NEW YORK, (Reuters) – The wife and son of financial swindler Bernard Madoff said in their first interview to be broadcast on Sunday that they knew nothing of his estimated $65 billion Ponzi scheme, but feel shame for his “unforgiveable” crime.
Madoff, 73, is serving a 150-year prison sentence after confessing to running a decades-long scheme that bilked investors out of billions, considered the biggest financial fraud in history.
Defrauded Madoff investors have long viewed the convicted swindler’s sons, wife and other family member suspiciously, arguing it is impossible that they did not know about his lies. No family members have been criminally charged.
Madoff’s younger son Andrew told the CBS program “60 Minutes” that the family was shocked when his sobbing father confessed his crime to them in December 2008. He said his mother Ruth’s first question was “What’s a Ponzi scheme?”
“She didn’t even understand that. I think it was me who answered and said that “It means that it’s all fake,’“ Andrew Madoff said. “(Bernard Madoff) followed that up and said ‘Yes, I’ve been lying to all of you – all of these years. I’ve been lying to everybody. I’ve been lying to myself.’“
Mark and Andrew Madoff — who worked at their father’s firm — turned him into authorities and he was arrested on Dec. 11, 2008.
Madoff has insisted he acted alone in running the Ponzi scheme, a fraud in which early investors are paid with money from new ones. Such schemes often collapse when there are too few new investors or too many investors try to cash out at once.
Since he pleaded guilty in March 2009, seven other people have been arrested in the case, including several of his long-time employees and an outside accountant.
Mark Madoff, 46, hanged himself in his New York apartment last year on the second anniversary of his father’s Dec. 11 arrest. Ruth Madoff said that the couple had also tried to kill themselves by taking pills on Christmas Eve in 2008.
“I can’t explain it, I mean I trusted him,” Ruth Madoff said when asked how she could not have known of her husband’s crime. “Why would it ever occur to me that it wasn’t legal?”
“There was nothing that would ever make me suspect anything,” she said.
“UNFORGIVEABLE”
Andrew Madoff said his father’s investment advisory business, the Ponzi scheme, was “a completely separate business” to the trading business where he and his brother worked.
“We were executing hundreds of thousands of transactions a day. And that kept all of us incredibly busy. And it just — it just didn’t occur to me that he could be involved in any kind of criminal activity,” he said.

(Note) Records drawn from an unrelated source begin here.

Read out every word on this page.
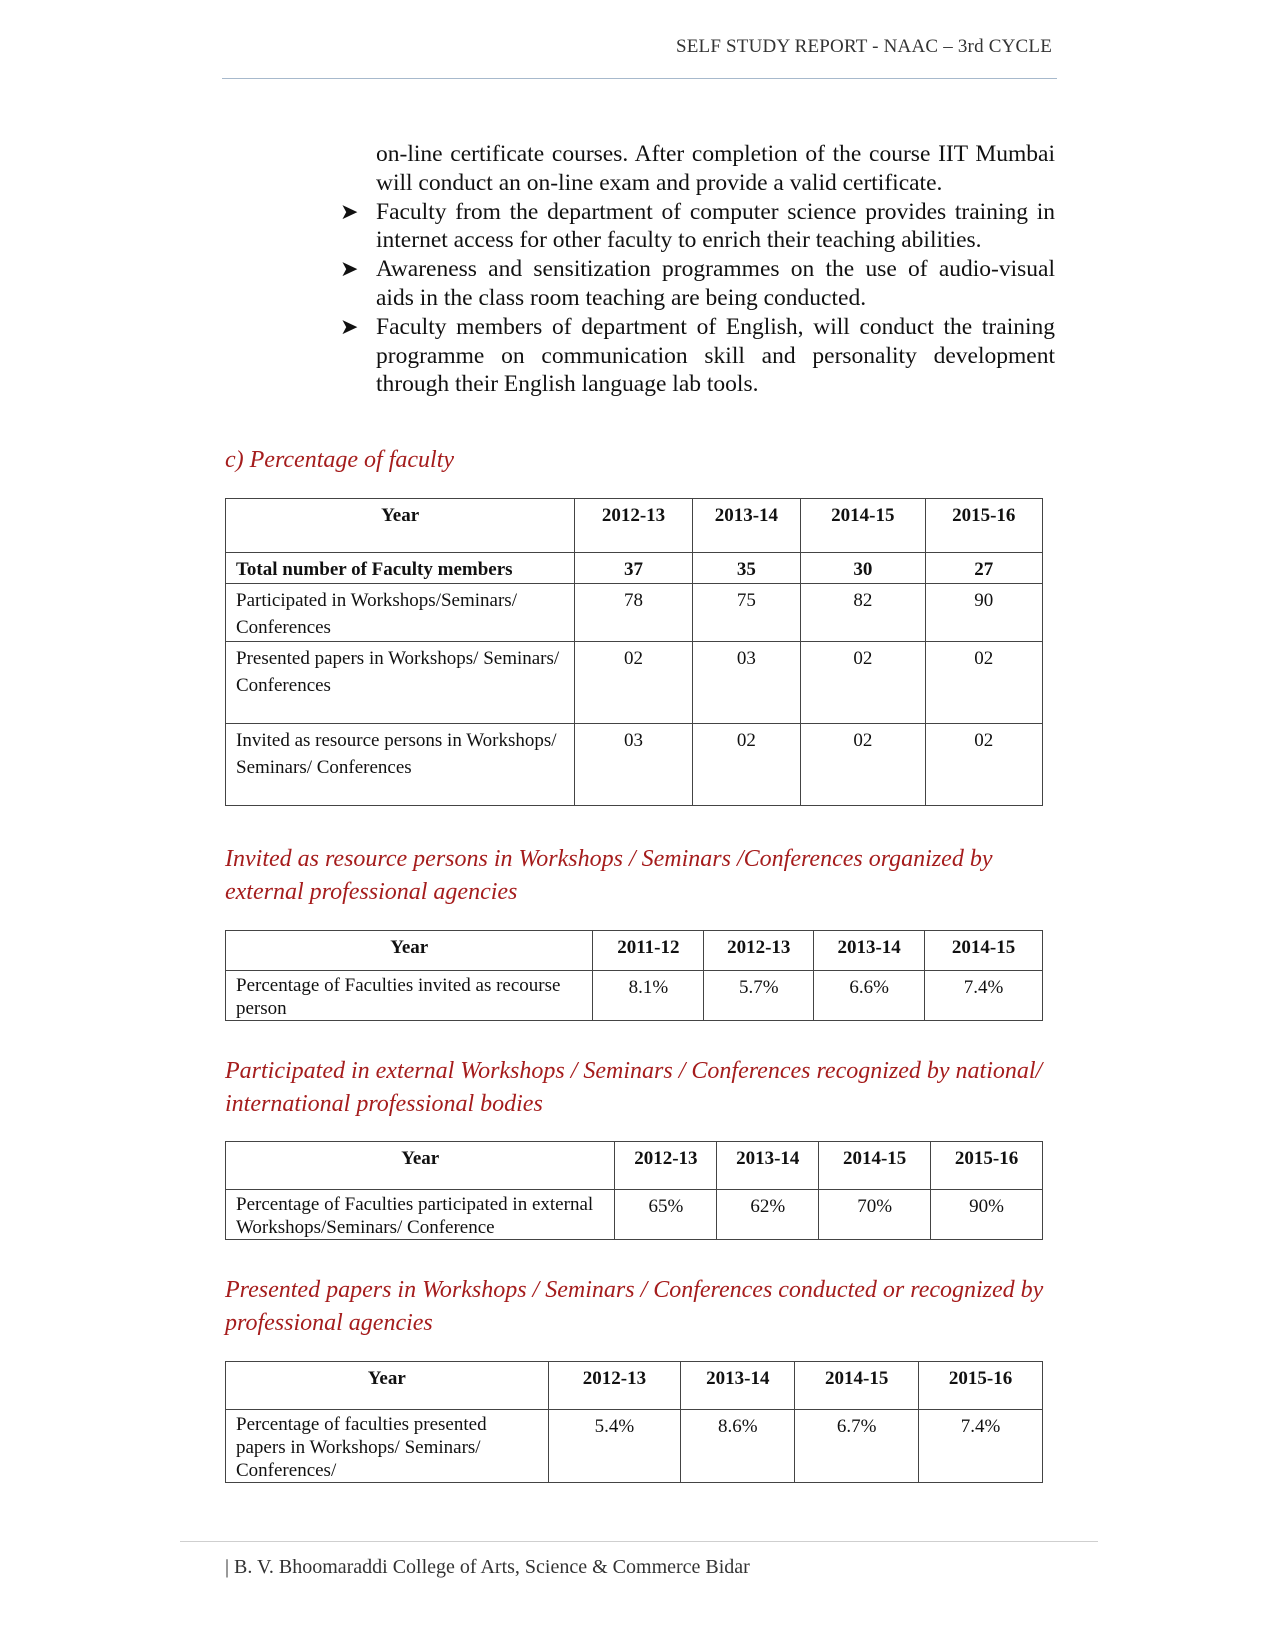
SELF STUDY REPORT - NAAC – 3rd CYCLE

on-line certificate courses. After completion of the course IIT Mumbai will conduct an on-line exam and provide a valid certificate.

➤ Faculty from the department of computer science provides training in internet access for other faculty to enrich their teaching abilities.

➤ Awareness and sensitization programmes on the use of audio-visual aids in the class room teaching are being conducted.

➤ Faculty members of department of English, will conduct the training programme on communication skill and personality development through their English language lab tools.

c) Percentage of faculty
Year	2012-13	2013-14	2014-15	2015-16
Total number of Faculty members	37	35	30	27
Participated in Workshops/Seminars/ Conferences	78	75	82	90
Presented papers in Workshops/ Seminars/ Conferences	02	03	02	02
Invited as resource persons in Workshops/ Seminars/ Conferences	03	02	02	02
Invited as resource persons in Workshops / Seminars /Conferences organized by external professional agencies
Year	2011-12	2012-13	2013-14	2014-15
Percentage of Faculties invited as recourse person	8.1%	5.7%	6.6%	7.4%
Participated in external Workshops / Seminars / Conferences recognized by national/ international professional bodies
Year	2012-13	2013-14	2014-15	2015-16
Percentage of Faculties participated in external Workshops/Seminars/ Conference	65%	62%	70%	90%
Presented papers in Workshops / Seminars / Conferences conducted or recognized by professional agencies
Year	2012-13	2013-14	2014-15	2015-16
Percentage of faculties presented papers in Workshops/ Seminars/ Conferences/	5.4%	8.6%	6.7%	7.4%
| B. V. Bhoomaraddi College of Arts, Science & Commerce Bidar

Andrew Madoff said one of the hardest things for him to come to terms with was the feeling that he and his brother were used by his father, who shielded his Ponzi scheme with their legitimate trading business.

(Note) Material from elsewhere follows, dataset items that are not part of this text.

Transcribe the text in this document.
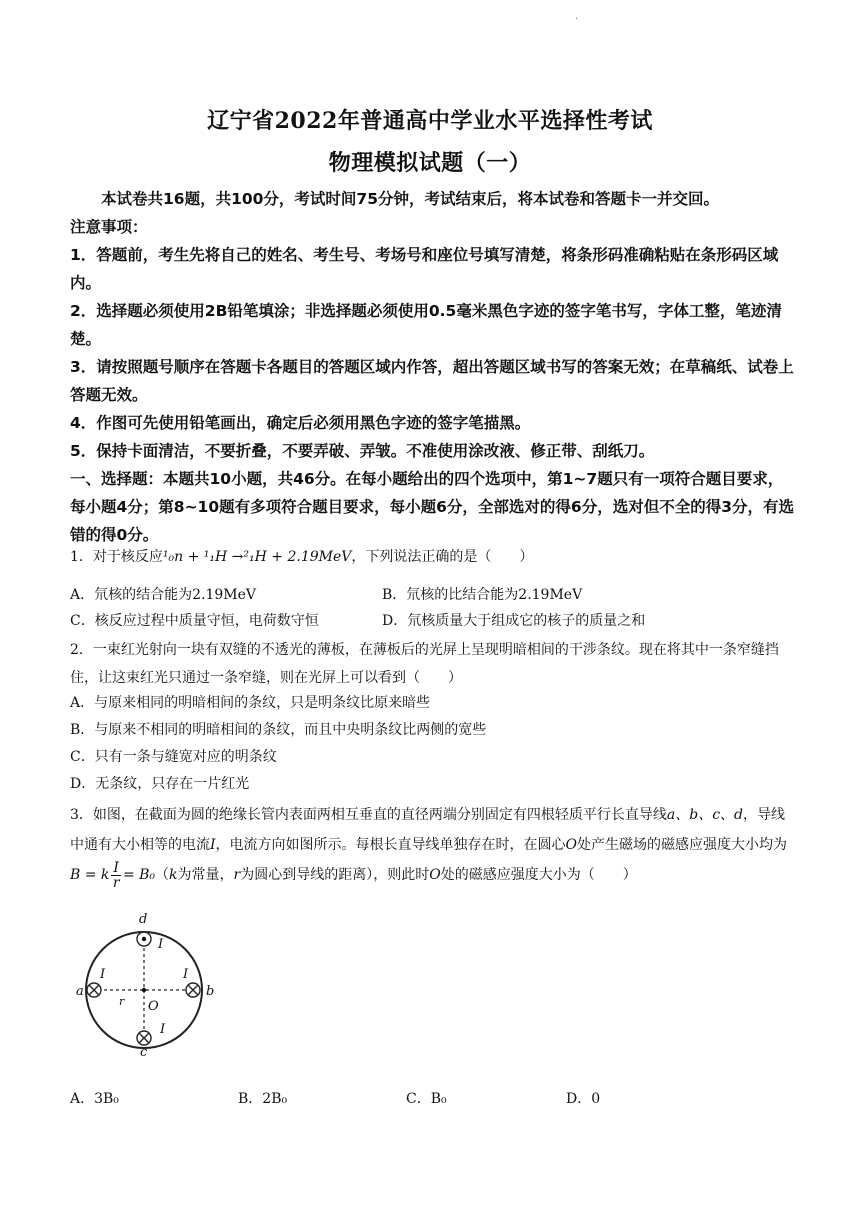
·
辽宁省2022年普通高中学业水平选择性考试
物理模拟试题（一）
本试卷共16题，共100分，考试时间75分钟，考试结束后，将本试卷和答题卡一并交回。
注意事项：
1．答题前，考生先将自己的姓名、考生号、考场号和座位号填写清楚，将条形码准确粘贴在条形码区域内。
2．选择题必须使用2B铅笔填涂；非选择题必须使用0.5毫米黑色字迹的签字笔书写，字体工整，笔迹清楚。
3．请按照题号顺序在答题卡各题目的答题区域内作答，超出答题区域书写的答案无效；在草稿纸、试卷上答题无效。
4．作图可先使用铅笔画出，确定后必须用黑色字迹的签字笔描黑。
5．保持卡面清洁，不要折叠，不要弄破、弄皱。不准使用涂改液、修正带、刮纸刀。
一、选择题：本题共10小题，共46分。在每小题给出的四个选项中，第1~7题只有一项符合题目要求，每小题4分；第8~10题有多项符合题目要求，每小题6分，全部选对的得6分，选对但不全的得3分，有选错的得0分。
1．对于核反应¹₀n + ¹₁H →²₁H + 2.19MeV，下列说法正确的是（　　）
A．氘核的结合能为2.19MeV	B．氘核的比结合能为2.19MeV
C．核反应过程中质量守恒，电荷数守恒	D．氘核质量大于组成它的核子的质量之和
2．一束红光射向一块有双缝的不透光的薄板，在薄板后的光屏上呈现明暗相间的干涉条纹。现在将其中一条窄缝挡住，让这束红光只通过一条窄缝，则在光屏上可以看到（　　）
A．与原来相同的明暗相间的条纹，只是明条纹比原来暗些
B．与原来不相同的明暗相间的条纹，而且中央明条纹比两侧的宽些
C．只有一条与缝宽对应的明条纹
D．无条纹，只存在一片红光
3．如图，在截面为圆的绝缘长管内表面两相互垂直的直径两端分别固定有四根轻质平行长直导线a、b、c、d，导线中通有大小相等的电流I，电流方向如图所示。每根长直导线单独存在时，在圆心O处产生磁场的磁感应强度大小均为B = k $\frac{I}{r} = B_0(k$为常量，r为圆心到导线的距离），则此时O处的磁感应强度大小为（　　）
d
a	b
c
O
r
I
I	I
I
A．3B₀	B．2B₀	C．B₀	D．0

“It’s unforgiveable,” he said. “No father should do that to their sons.”
Ruth Madoff and her sons barely spoke in the two years after his father’s arrest because, Andrew Madoff said, he and his brother could not understand her decision to stay by their father’s side.
“I never though of leaving,” Ruth Madoff said. “I didn’t know what else to do but stay there.”
“I think he got stuck, that’s what he said. And he didn’t have the courage to face things when they might have been able to be faced on a much smaller scale,” she said.
After her son Mark committed suicide, she cut off contact with her husband and now lives in a three-room apartment in South Florida.
When asked why she hadn’t filed for divorce, Ruth Madoff said: “It doesn’t matter to me — he’s going to die in prison.”
The Madoff scandal shook investors around the world and sparked criticism of market regulators for failing to catch him despite warnings and tips over many years. A court-appointed trustee is now trying to recover the money for investors defrauded by Madoff.
“What he did to me, to my brother, and to my family is unforgiveable,” Andrew Madoff said. “What he did to thousands of other people, destroyed their lives — I’ll never understand it. And I’ll never forgive him for it.”